Relationship entries live under `semantic_model.relationships`.

### 7.1 `name`

**Data Type**: String

**Description**: Human-readable relationship name. The generator uses the form `<from_table> to <to_table>`.

---

### 7.2 `from_table`

**Data Type**: String

**Description**: Source table for the relationship.

---

### 7.3 `to_table`

**Data Type**: String

**Description**: Target table for the relationship.

---

### 7.4 `from_columns`

**Data Type**: Array of strings

**Description**: Column list on `from_table` participating in the join.

---

### 7.5 `to_columns`

**Data Type**: Array of strings

**Description**: Column list on `to_table` participating in the join.

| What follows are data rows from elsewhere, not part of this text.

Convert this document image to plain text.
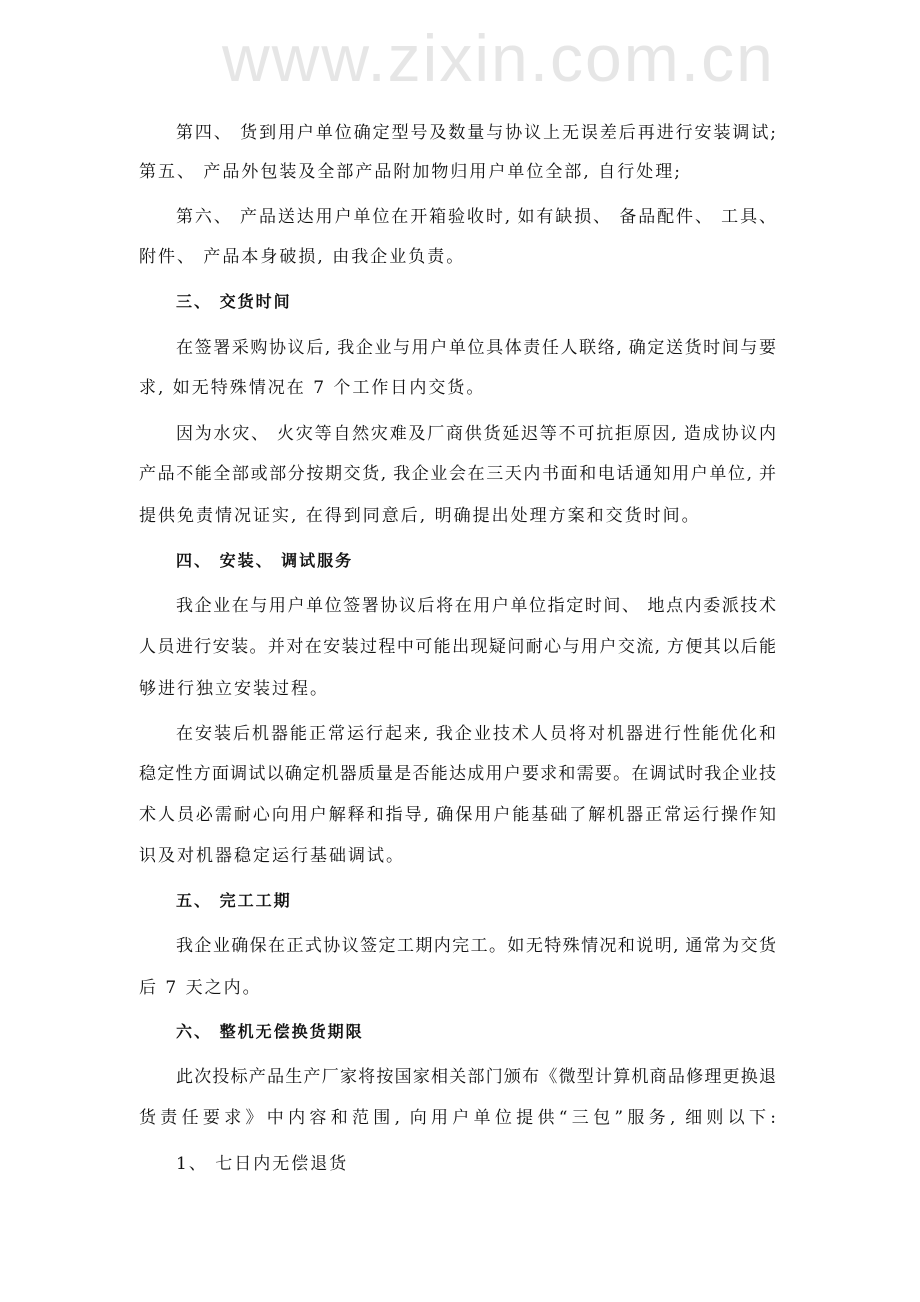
www.zixin.com.cn
第四、 货到用户单位确定型号及数量与协议上无误差后再进行安装调试;
第五、 产品外包装及全部产品附加物归用户单位全部, 自行处理;
第六、 产品送达用户单位在开箱验收时, 如有缺损、 备品配件、 工具、
附件、 产品本身破损, 由我企业负责。
三、 交货时间
在签署采购协议后, 我企业与用户单位具体责任人联络, 确定送货时间与要
求, 如无特殊情况在 7 个工作日内交货。
因为水灾、 火灾等自然灾难及厂商供货延迟等不可抗拒原因, 造成协议内
产品不能全部或部分按期交货, 我企业会在三天内书面和电话通知用户单位, 并
提供免责情况证实, 在得到同意后, 明确提出处理方案和交货时间。
四、 安装、 调试服务
我企业在与用户单位签署协议后将在用户单位指定时间、 地点内委派技术
人员进行安装。并对在安装过程中可能出现疑问耐心与用户交流, 方便其以后能
够进行独立安装过程。
在安装后机器能正常运行起来, 我企业技术人员将对机器进行性能优化和
稳定性方面调试以确定机器质量是否能达成用户要求和需要。在调试时我企业技
术人员必需耐心向用户解释和指导, 确保用户能基础了解机器正常运行操作知
识及对机器稳定运行基础调试。
五、 完工工期
我企业确保在正式协议签定工期内完工。如无特殊情况和说明, 通常为交货
后 7 天之内。
六、 整机无偿换货期限
此次投标产品生产厂家将按国家相关部门颁布《微型计算机商品修理更换退
货责任要求》中内容和范围, 向用户单位提供“三包”服务, 细则以下:
1、 七日内无偿退货
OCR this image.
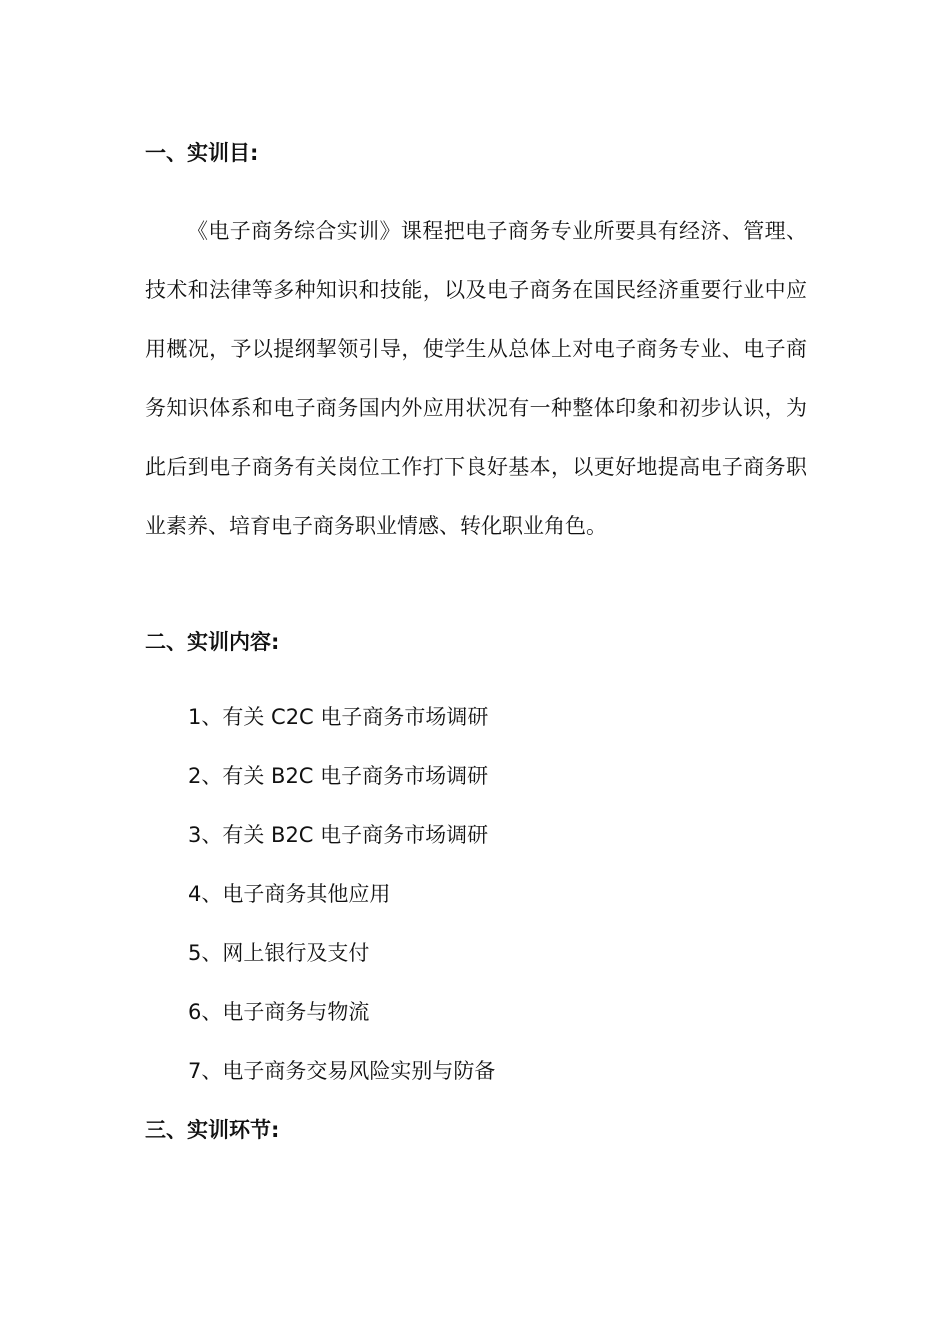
一、实训目:

《电子商务综合实训》课程把电子商务专业所要具有经济、管理、技术和法律等多种知识和技能，以及电子商务在国民经济重要行业中应用概况，予以提纲挈领引导，使学生从总体上对电子商务专业、电子商务知识体系和电子商务国内外应用状况有一种整体印象和初步认识，为此后到电子商务有关岗位工作打下良好基本，以更好地提高电子商务职业素养、培育电子商务职业情感、转化职业角色。

二、实训内容:
1、有关 C2C 电子商务市场调研
2、有关 B2C 电子商务市场调研
3、有关 B2C 电子商务市场调研
4、电子商务其他应用
5、网上银行及支付
6、电子商务与物流
7、电子商务交易风险实别与防备
三、实训环节:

It should align positionally with `from_columns`.

---

## 8. Numeric Format (`num_format`) Object

`num_format` is an optional object on a field, emitted when the generator detects unit/level/decimal hints.

### 8.1 `unit`

**Data Type**: String

**Description**: Display unit hint (e.g. 元, 万, %, etc.).

---

### 8.2 `num_level`

**Data Type**: String

**Description**: Numeric magnitude/level hint (e.g. 千/万/亿) used for formatting.

---

### 8.3 `num_decimal`

**Data Type**: String or Integer

**Description**: Decimal precision hint for formatting.